プロ野球開幕まであと約1カ月となった2月下旬になると、書店に今年度のプロ野球選手名鑑が並ぶ。この選手名鑑を購入し読むことで、新入団選手の顔と背番号を中心に、各球団の動向をチェックする野球ファンは多いだろう。そして、来るべき開幕へと思いを馳せるはずだ。そんなプロ野球選手名鑑にまつわる様々なエピソードを紹介しよう。
昔の選手名鑑を見てみると、現在では考えられないある項目に目がいくはずだ。何と自宅の住所(合宿所住まいの選手は実家の住所)が掲載されているのだ。ファンレターの送り先として出していたのかもしれないが、裏を返せば不振の時には抗議の手紙が殺到してしまう可能性もある。実際はどうだったのだろうか。なお、住所を公表しない選手は「球団気付」と表記されていた。
また、現在では「夫人と1男」などと書かれている家族構成だが、昔は名前も年齢ももちろん掲載されていた。先に自宅住所が書かれなくなり、家族の名前・年齢も2005年の個人情報保護法施行で家族構成のみとなった。
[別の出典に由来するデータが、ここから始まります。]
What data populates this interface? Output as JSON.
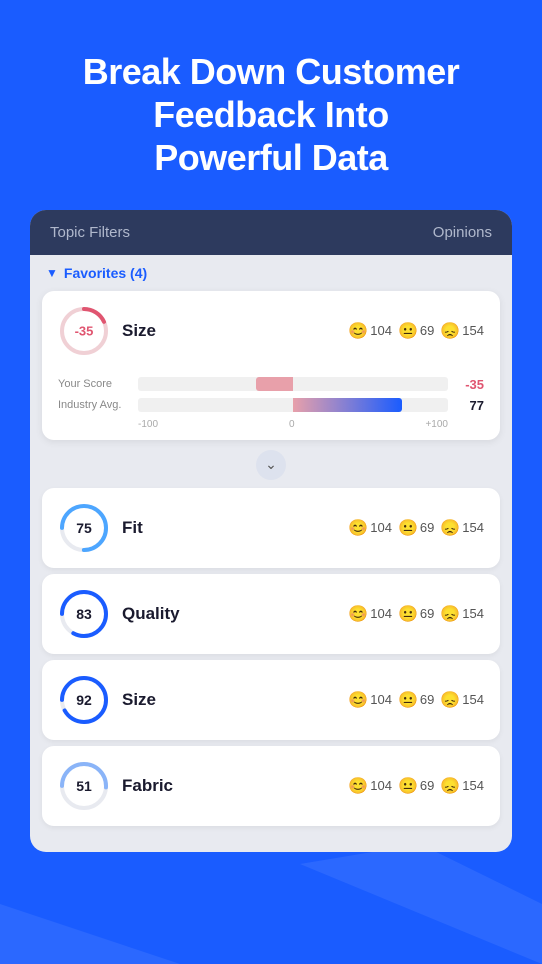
{
  "hero": {
    "title_line1": "Break Down Customer",
    "title_line2": "Feedback Into",
    "title_line3": "Powerful Data"
  },
  "card": {
    "header": {
      "topic_label": "Topic Filters",
      "opinions_label": "Opinions"
    },
    "favorites": {
      "label": "Favorites (4)",
      "chevron": "▼"
    },
    "expanded_item": {
      "score": "-35",
      "label": "Size",
      "happy_count": "104",
      "neutral_count": "69",
      "sad_count": "154",
      "your_score_label": "Your Score",
      "your_score_value": "-35",
      "industry_label": "Industry Avg.",
      "industry_value": "77",
      "axis_left": "-100",
      "axis_center": "0",
      "axis_right": "+100"
    },
    "items": [
      {
        "score": "75",
        "label": "Fit",
        "happy": "104",
        "neutral": "69",
        "sad": "154",
        "progress": 75,
        "color": "#4da6ff"
      },
      {
        "score": "83",
        "label": "Quality",
        "happy": "104",
        "neutral": "69",
        "sad": "154",
        "progress": 83,
        "color": "#1a5cff"
      },
      {
        "score": "92",
        "label": "Size",
        "happy": "104",
        "neutral": "69",
        "sad": "154",
        "progress": 92,
        "color": "#1a5cff"
      },
      {
        "score": "51",
        "label": "Fabric",
        "happy": "104",
        "neutral": "69",
        "sad": "154",
        "progress": 51,
        "color": "#8ab4f8"
      }
    ]
  },
  "icons": {
    "happy": "😊",
    "neutral": "😐",
    "sad": "😞",
    "chevron_down": "⌄"
  }
}
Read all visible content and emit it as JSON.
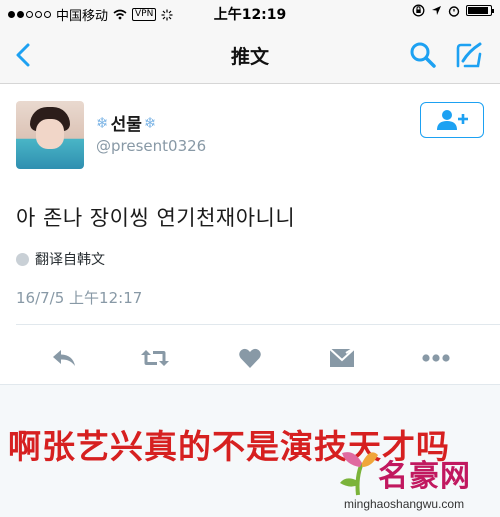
{
  "status_bar": {
    "carrier": "中国移动",
    "vpn": "VPN",
    "time": "上午12:19"
  },
  "nav": {
    "title": "推文",
    "icons": [
      "back-chevron-icon",
      "search-icon",
      "compose-icon"
    ]
  },
  "tweet": {
    "display_name": "선물",
    "name_decoration": "❄",
    "handle": "@present0326",
    "text": "아 존나 장이씽 연기천재아니니",
    "translate_label": "翻译自韩文",
    "timestamp": "16/7/5 上午12:17",
    "actions": [
      "reply-icon",
      "retweet-icon",
      "like-icon",
      "dm-icon",
      "more-icon"
    ]
  },
  "caption": "啊张艺兴真的不是演技天才吗",
  "watermark": {
    "name": "名豪网",
    "url": "minghaoshangwu.com"
  },
  "colors": {
    "twitter_blue": "#1da1f2",
    "icon_gray": "#8899a6",
    "caption_red": "#d62020",
    "watermark_red": "#c1185f"
  }
}
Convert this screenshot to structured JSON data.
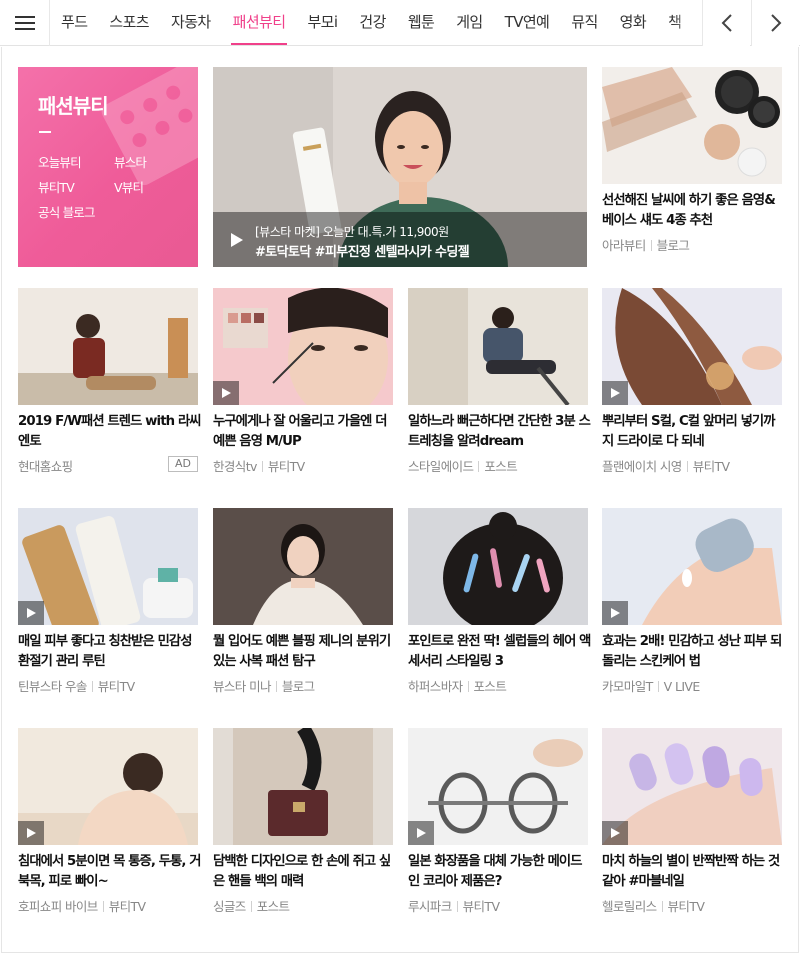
{
  "nav": {
    "menu_icon": "hamburger-icon",
    "tabs": [
      {
        "label": "푸드"
      },
      {
        "label": "스포츠"
      },
      {
        "label": "자동차"
      },
      {
        "label": "패션뷰티"
      },
      {
        "label": "부모i"
      },
      {
        "label": "건강"
      },
      {
        "label": "웹툰"
      },
      {
        "label": "게임"
      },
      {
        "label": "TV연예"
      },
      {
        "label": "뮤직"
      },
      {
        "label": "영화"
      },
      {
        "label": "책"
      }
    ],
    "active_tab": "패션뷰티",
    "prev_icon": "chevron-left-icon",
    "next_icon": "chevron-right-icon"
  },
  "category": {
    "title": "패션뷰티",
    "links": [
      "오늘뷰티",
      "뷰스타",
      "뷰티TV",
      "V뷰티",
      "공식 블로그"
    ]
  },
  "featured": {
    "line1": "[뷰스타 마켓] 오늘만 대.특.가 11,900원",
    "line2": "#토닥토닥 #피부진정 센텔라시카 수딩젤"
  },
  "side_card": {
    "title": "선선해진 날씨에 하기 좋은 음영&베이스 섀도 4종 추천",
    "source": "아라뷰티",
    "type": "블로그"
  },
  "cards": [
    {
      "title": "2019 F/W패션 트렌드 with 라씨엔토",
      "source": "현대홈쇼핑",
      "type": "",
      "ad": "AD"
    },
    {
      "title": "누구에게나 잘 어울리고 가을엔 더 예쁜 음영 M/UP",
      "source": "한경식tv",
      "type": "뷰티TV"
    },
    {
      "title": "일하느라 뻐근하다면 간단한 3분 스트레칭을 알려dream",
      "source": "스타일에이드",
      "type": "포스트"
    },
    {
      "title": "뿌리부터 S컬, C컬 앞머리 넣기까지 드라이로 다 되네",
      "source": "플랜에이치 시영",
      "type": "뷰티TV"
    },
    {
      "title": "매일 피부 좋다고 칭찬받은 민감성 환절기 관리 루틴",
      "source": "틴뷰스타 우솔",
      "type": "뷰티TV"
    },
    {
      "title": "뭘 입어도 예쁜 블핑 제니의 분위기 있는 사복 패션 탐구",
      "source": "뷰스타 미나",
      "type": "블로그"
    },
    {
      "title": "포인트로 완전 딱! 셀럽들의 헤어 액세서리 스타일링 3",
      "source": "하퍼스바자",
      "type": "포스트"
    },
    {
      "title": "효과는 2배! 민감하고 성난 피부 되돌리는 스킨케어 법",
      "source": "카모마일T",
      "type": "V LIVE"
    },
    {
      "title": "침대에서 5분이면 목 통증, 두통, 거북목, 피로 빠이~",
      "source": "호피쇼피 바이브",
      "type": "뷰티TV"
    },
    {
      "title": "담백한 디자인으로 한 손에 쥐고 싶은 핸들 백의 매력",
      "source": "싱글즈",
      "type": "포스트"
    },
    {
      "title": "일본 화장품을 대체 가능한 메이드 인 코리아 제품은?",
      "source": "루시파크",
      "type": "뷰티TV"
    },
    {
      "title": "마치 하늘의 별이 반짝반짝 하는 것 같아 #마블네일",
      "source": "헬로릴리스",
      "type": "뷰티TV"
    }
  ],
  "colors": {
    "accent": "#f0408a",
    "category_bg": "#f06aa4",
    "meta_text": "#888888"
  }
}
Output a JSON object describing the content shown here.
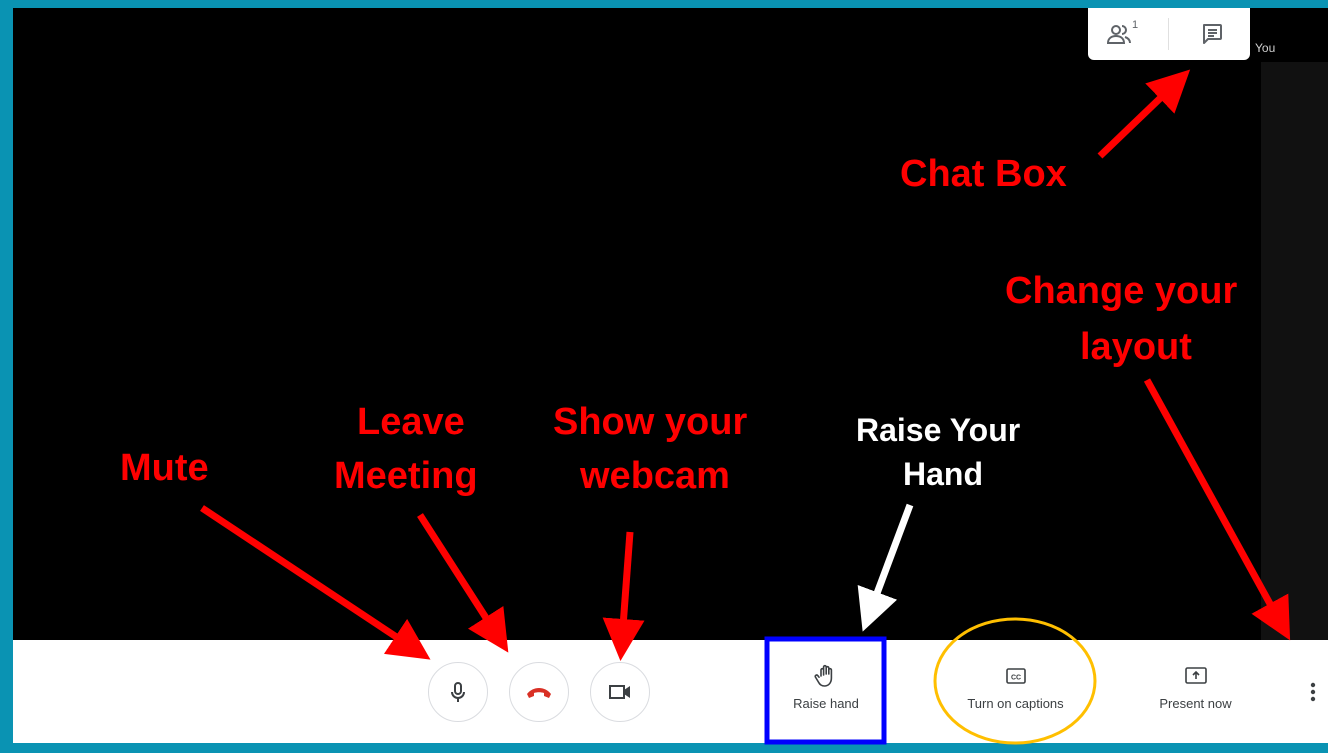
{
  "top_panel": {
    "participants_icon": "people-icon",
    "participant_count": "1",
    "chat_icon": "chat-icon",
    "self_label": "You"
  },
  "controls": {
    "mic_icon": "microphone-icon",
    "hangup_icon": "phone-hangup-icon",
    "camera_icon": "videocam-icon",
    "raise_hand": "Raise hand",
    "captions": "Turn on captions",
    "present": "Present now",
    "more_icon": "more-vert-icon"
  },
  "annotations": {
    "chat_box": "Chat Box",
    "change_layout_1": "Change your",
    "change_layout_2": "layout",
    "mute": "Mute",
    "leave_1": "Leave",
    "leave_2": "Meeting",
    "webcam_1": "Show your",
    "webcam_2": "webcam",
    "raise_1": "Raise Your",
    "raise_2": "Hand"
  },
  "colors": {
    "frame": "#0a93b3",
    "annotation": "#ff0000",
    "highlight_blue": "#0000ff",
    "highlight_yellow": "#ffbf00",
    "hangup": "#d93025"
  }
}
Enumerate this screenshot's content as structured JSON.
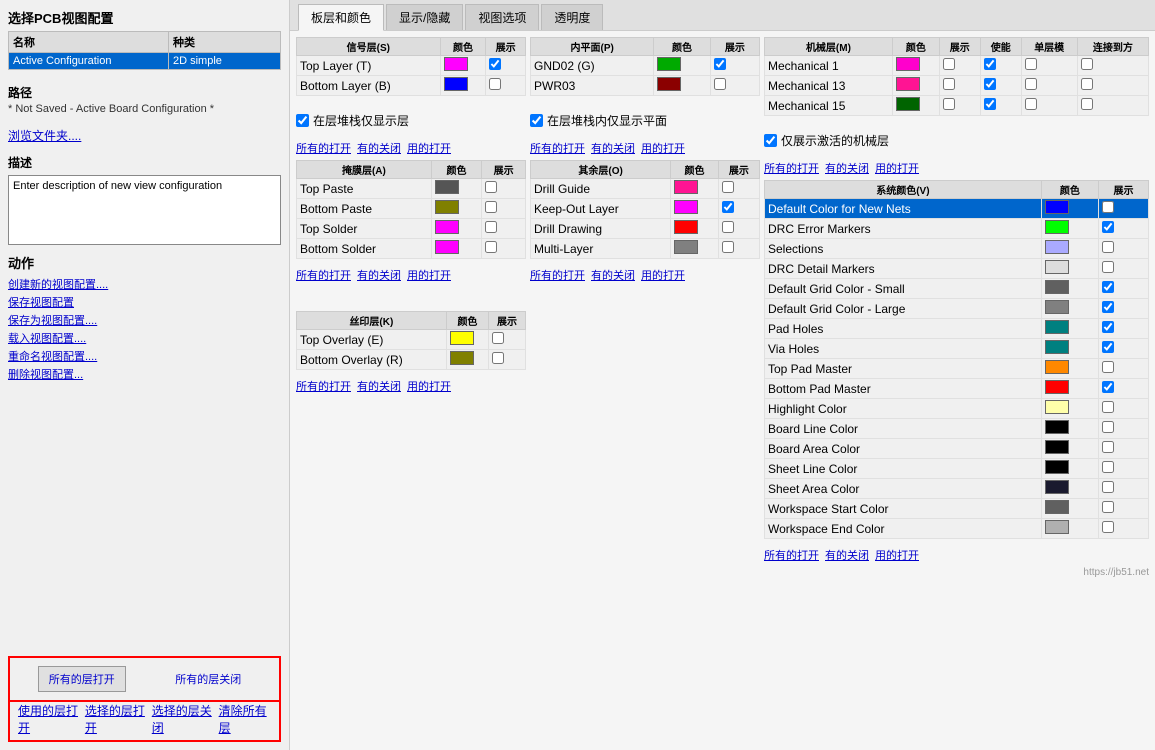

いま考えると、昔は個人情報に対して大らかな時代だったと言える。
選手名鑑で欠かせないのは選手の顔写真。正面を向いて、口を真一文字に閉じる真面目な顔で、照明も暗め、というのが昔からのイメージだが、2000年代になると笑顔の写真が出てきた。さらに、MLBの顔写真のように斜めの体勢をとるというスタイルも登場した。現在では、それらを組み合わせた斜めに笑顔が主流となっている。
顔写真撮影の方法も昔とは変わっている。以前は1月下旬のキャンプ出発前に、各球団の練習グラウンドなどに出版する会社のカメラマンが集まり、合同で撮影する方法が多かった。しかし、現在はキャンプ序盤の練習前や練習の合間に、各球団のオフィシャルカメラマンが撮影。撮影データをオンラインサーバーやDVDで各社に配布する形となっている。
ちなみに昔の選手名鑑では、新入団選手や急遽移籍が決まった選手など帽子を被った写真がない場合、その球団の帽子を強引に合成するやり方が存在していた。
選手名鑑といえば監督、コーチ、選手が顔写真入りで紹介されているのが一般的だ。それが近年では詳細ではないが打撃投手、ブルペン捕手、スカウトなど球団スタッフ一覧を掲載する選手名鑑もある。「昔活躍した○○が、今はこの仕事をやっている」、「選手では大成しなかったけれど、球団の要職に就いているのか!」と、見ていると懐かしさや驚きが出てくるだろう。同時に「プロ野球の球団には、これだけのスタッフが関わっているのか」と再認識する機会でもある。
最近では選手のプロフィール、寸評だけでなく、様々なデータを掲載するものが増えてきた。どんなデータが載っていて、どのデータが載っていないか、それが各選手名鑑の特色となっている。
例えば、投手なら前年の全投球の球種割合や全アウトの傾向、打者なら得意なコースや苦手なコースをそれぞれチャート化したり、全安打の割合を掲載したりする選手名鑑もある。前年の投手成績、打撃成績だけでなく、セイバーメトリクスの主要な指標を掲載するなど、細分化されたデータにより、選手のいろいろな側面がわかるようになった。
試合を見ながら選手名鑑のデータを見て「このピッチャーとは相性が悪い」「得点圏では被打率が低いから抑えられる」「このコースの打率が低いからここを攻めれば!」と野球観戦を楽しむツールとして活用するのも面白いはずだ。